Her Japanese epopee was born in Zagreb in mid-1990s when Jelena searched for a way to heal souls lost in wartime horrors through Japanese tea ceremony. She was attending a free Japanese culture workshop and then spent some time in the Canary Islands at the world renowned resort Tui, where she met with hospitality and tourism.

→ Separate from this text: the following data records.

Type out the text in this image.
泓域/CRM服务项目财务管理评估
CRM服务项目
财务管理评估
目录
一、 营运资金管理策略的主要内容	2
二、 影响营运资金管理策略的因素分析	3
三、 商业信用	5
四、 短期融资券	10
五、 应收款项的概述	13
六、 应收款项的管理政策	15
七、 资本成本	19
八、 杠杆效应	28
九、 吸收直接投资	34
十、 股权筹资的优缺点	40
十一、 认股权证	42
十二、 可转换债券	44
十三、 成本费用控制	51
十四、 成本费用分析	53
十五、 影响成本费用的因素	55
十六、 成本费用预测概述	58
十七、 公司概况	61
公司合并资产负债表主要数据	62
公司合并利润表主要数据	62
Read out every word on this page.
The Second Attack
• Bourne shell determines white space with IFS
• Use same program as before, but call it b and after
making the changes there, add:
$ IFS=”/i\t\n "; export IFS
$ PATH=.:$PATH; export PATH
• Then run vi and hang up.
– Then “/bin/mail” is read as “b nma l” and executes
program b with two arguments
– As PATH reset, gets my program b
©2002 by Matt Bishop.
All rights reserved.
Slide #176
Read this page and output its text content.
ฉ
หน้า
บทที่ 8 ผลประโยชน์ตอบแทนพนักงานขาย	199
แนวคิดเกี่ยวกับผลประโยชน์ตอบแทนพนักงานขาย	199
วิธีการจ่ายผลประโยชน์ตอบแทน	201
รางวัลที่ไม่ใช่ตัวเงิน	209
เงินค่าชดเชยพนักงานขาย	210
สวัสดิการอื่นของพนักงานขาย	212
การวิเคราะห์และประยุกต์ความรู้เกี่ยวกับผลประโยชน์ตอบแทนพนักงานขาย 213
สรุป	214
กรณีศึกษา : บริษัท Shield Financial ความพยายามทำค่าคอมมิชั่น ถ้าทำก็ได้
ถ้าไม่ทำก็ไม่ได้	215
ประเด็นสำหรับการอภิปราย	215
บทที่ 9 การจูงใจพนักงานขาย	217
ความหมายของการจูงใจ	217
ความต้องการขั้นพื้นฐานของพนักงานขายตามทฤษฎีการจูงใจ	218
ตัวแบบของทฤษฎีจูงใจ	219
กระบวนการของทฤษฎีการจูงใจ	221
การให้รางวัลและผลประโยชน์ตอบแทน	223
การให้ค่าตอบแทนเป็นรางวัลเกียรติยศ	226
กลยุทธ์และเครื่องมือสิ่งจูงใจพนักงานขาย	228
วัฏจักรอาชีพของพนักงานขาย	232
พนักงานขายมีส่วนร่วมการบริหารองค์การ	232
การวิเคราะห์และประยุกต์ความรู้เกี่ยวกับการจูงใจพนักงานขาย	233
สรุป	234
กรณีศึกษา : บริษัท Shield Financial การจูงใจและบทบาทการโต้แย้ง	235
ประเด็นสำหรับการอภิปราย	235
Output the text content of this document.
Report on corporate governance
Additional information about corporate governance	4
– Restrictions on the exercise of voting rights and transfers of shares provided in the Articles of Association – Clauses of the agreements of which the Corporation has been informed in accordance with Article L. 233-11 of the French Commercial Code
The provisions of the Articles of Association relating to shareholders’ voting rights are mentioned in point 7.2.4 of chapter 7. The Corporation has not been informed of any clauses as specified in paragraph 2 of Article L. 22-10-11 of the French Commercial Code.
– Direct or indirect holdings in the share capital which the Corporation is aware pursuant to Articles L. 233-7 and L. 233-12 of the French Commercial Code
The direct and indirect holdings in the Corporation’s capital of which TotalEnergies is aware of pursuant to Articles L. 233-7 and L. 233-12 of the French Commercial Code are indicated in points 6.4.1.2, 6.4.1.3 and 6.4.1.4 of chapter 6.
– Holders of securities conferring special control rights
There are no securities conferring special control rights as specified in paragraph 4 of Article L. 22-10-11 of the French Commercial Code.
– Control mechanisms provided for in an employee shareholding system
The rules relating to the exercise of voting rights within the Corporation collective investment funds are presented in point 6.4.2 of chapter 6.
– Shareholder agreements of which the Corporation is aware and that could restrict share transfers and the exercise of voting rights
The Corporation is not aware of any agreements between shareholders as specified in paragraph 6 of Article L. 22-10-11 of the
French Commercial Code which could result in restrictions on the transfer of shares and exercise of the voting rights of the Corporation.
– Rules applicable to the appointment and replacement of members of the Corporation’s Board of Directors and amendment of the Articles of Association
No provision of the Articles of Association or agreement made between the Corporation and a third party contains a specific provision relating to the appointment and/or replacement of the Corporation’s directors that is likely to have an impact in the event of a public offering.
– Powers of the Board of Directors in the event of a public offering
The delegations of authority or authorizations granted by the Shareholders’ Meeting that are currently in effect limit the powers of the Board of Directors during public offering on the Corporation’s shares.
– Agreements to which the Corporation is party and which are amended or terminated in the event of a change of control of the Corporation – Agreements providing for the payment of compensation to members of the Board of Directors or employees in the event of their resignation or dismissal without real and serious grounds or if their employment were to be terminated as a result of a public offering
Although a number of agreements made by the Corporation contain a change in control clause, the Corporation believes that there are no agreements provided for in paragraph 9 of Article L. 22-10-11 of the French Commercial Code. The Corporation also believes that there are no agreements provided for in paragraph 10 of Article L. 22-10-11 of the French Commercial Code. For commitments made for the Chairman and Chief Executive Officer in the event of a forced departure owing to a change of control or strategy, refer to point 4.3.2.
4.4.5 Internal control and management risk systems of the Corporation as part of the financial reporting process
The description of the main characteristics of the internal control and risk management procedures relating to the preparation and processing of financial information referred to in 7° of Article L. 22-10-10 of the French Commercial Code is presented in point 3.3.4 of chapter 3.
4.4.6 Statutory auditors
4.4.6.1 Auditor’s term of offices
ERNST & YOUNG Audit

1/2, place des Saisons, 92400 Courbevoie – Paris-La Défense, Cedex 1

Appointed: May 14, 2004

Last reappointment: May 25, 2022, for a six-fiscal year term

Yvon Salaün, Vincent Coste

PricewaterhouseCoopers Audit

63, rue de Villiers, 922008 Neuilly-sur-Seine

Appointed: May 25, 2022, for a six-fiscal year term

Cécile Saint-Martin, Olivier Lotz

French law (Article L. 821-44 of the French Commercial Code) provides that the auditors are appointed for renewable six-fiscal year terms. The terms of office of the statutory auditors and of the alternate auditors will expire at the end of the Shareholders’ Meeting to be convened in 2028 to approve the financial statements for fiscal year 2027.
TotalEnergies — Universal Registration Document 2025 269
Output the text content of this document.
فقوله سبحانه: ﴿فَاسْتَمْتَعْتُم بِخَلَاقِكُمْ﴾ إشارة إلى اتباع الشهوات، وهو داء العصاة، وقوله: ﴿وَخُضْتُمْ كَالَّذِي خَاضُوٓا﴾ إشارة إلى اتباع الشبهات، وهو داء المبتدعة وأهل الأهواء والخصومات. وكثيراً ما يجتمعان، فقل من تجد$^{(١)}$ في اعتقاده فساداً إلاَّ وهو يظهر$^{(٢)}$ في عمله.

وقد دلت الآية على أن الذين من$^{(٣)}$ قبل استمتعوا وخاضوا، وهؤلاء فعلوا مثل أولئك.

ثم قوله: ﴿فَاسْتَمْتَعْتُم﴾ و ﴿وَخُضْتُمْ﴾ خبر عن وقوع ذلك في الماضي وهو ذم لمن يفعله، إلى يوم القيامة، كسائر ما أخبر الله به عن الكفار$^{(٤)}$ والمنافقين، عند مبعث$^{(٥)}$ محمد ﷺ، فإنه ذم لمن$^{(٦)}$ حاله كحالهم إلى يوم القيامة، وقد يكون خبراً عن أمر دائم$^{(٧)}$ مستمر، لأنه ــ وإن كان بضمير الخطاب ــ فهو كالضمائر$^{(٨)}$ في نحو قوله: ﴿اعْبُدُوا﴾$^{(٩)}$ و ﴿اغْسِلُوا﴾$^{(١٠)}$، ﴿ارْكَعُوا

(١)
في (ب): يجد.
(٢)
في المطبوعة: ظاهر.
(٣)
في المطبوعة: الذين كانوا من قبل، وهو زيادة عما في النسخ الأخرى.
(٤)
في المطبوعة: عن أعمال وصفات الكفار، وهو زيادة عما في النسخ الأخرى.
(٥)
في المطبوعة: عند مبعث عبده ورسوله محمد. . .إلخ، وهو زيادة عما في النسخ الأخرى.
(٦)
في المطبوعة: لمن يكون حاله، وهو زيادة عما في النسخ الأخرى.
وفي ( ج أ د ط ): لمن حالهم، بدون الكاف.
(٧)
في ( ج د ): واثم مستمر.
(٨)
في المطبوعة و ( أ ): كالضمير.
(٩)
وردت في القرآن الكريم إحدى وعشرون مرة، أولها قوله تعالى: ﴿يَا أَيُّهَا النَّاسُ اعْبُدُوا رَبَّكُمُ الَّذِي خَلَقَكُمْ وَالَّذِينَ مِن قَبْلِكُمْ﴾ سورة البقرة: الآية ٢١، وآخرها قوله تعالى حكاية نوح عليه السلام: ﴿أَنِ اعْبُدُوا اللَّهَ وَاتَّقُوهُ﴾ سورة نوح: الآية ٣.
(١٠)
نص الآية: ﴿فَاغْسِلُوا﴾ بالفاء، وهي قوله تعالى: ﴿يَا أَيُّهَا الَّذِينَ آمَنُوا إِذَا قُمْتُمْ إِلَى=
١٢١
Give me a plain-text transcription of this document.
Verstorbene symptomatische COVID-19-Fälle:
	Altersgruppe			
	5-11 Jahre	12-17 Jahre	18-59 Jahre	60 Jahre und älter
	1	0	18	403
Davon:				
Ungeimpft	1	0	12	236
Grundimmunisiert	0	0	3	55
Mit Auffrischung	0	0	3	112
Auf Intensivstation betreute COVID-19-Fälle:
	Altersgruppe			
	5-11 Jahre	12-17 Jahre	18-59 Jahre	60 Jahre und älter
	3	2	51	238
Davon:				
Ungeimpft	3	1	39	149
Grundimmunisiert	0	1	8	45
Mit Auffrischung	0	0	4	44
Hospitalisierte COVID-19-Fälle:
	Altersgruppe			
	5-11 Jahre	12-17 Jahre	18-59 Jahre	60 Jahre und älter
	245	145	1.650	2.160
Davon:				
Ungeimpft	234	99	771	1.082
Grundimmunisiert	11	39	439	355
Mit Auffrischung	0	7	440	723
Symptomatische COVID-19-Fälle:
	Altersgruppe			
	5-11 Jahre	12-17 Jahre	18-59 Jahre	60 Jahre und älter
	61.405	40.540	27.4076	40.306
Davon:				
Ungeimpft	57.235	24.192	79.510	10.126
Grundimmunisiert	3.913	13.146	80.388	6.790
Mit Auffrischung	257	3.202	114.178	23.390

“After a year at Las Palmas each day was the same and I wanted more from life so I came back,” explains Jelena, who never completed her study of teaching and agronomics due to her Spanish adventure, but did graduate from the Hospitality-Tourism school in Rijeka. Upon her return she tried her hand in Japanese tea ceremony. She also got the opportunity to depart for Japan and perfect her skills, which she thought would help her aid people with war trauma and PTSD. She was given a tourism visa which did not enable her to work nor pay for expensive Japanese language classes, but she did find a teacher in then 87-year-old Yoshiko Nishizawa with whom she lived.

“I had the means to pay for the plane ticket and nothing else. Teacher Yoshiko agreed to teach me the tea ceremony for free and let me stay with her,” she explains her arrival to Japan. She communicated with Mrs. Yoshiko in English. Yoshiko secured a cultural visa for Jelena so she may at least work four hours per day, her previous tourism experience landing her a job at the top-notch hotel New Otani in Osaka. She went through all the basics: from a hotel bell girl, concierge to receptionist, teaching English at the same time to make a few more Yen. During 1996 her sister Kora visited her in Japan, when she met Yamasaki.

“For two years I lived in Japan and had no friends. When I met Sakitoshi, I began to hang out with his friends and my life became more social,” Jelena recalls.

All the jobs and activities she wanted to do or chose, were tied to Croatia. For the past 20 years.

“This keeps me strong and I use any opportunity to come back to Croatia or be useful through volunteering,” says Jelena of how she got the idea in 2004 to establish the Japanese-Croatia Exchange Society. Mrs. Yamasaki was a one-person tourism community who volunteered in the honorary consulate in Osaka and helped the Croatian Embassy in Tokyo, with her own tourism agency Office TeNiTaMa. And then two years ago began the Tuna, Sushi & Wine Festival in Zadar.

Japanese gastronomy known as washoku is listed as UNESCO intangible heritage together with tuna which combined in sushi is the most recognised specialty of the cuisine. The idea that slightly soured rice with raw tuna be presented in Croatia at a unique tuna festival came from the former Japanese ambassador in Croatia Keiji Ide. Guided by his own slogan “Tuna connects people!,” the ambassador counted on Croatian tuna farms, whose quality is very respected by the Japanese and presenting his own country through exchange of gastronomy, culture, economy and tourism. As almost all tuna farms are near Zadar, the festival location was easy to choose. Zadar tourism board reacted quickly, ambassador Ide organised the first edition and Jelena and her Society blended it all into one lovely tourism event.

“Ambassador Ide began the entire story and then let the festival develop on its own, which is a good attitude,” said Yamasaki, confirmed by the fact the festival went from the original idea to a spectacle which marked the tourism and festival offer in the post-season period in Croatia. Jelena took on the Japanese part of the story which includes sushi, famous Japanese chefs and tuna slicers. Still, not everything went smoothly.

The central idea was for the festival to begin with ritual slicing of tuna, a demonstration of the preparation and tasting of sushi and supporting exhibitions of Japanese culture and tradition, but the withdrawal of the Osaka company that was due to provide the content only a month ahead of the festival, everything had to be changed.

“It was the worst month of my life. The festival announcement was already in the media and we had nothing. But, I decided the festival must take placed even if I have to mask myself into a Japanese,” recalls Yamasaki who had to find everything in 30 days: chef, tuna slicer and artists for exhibitions in Zadar. Luckily, she managed it all for a festival she devoted her full attention, energy, thought and personality.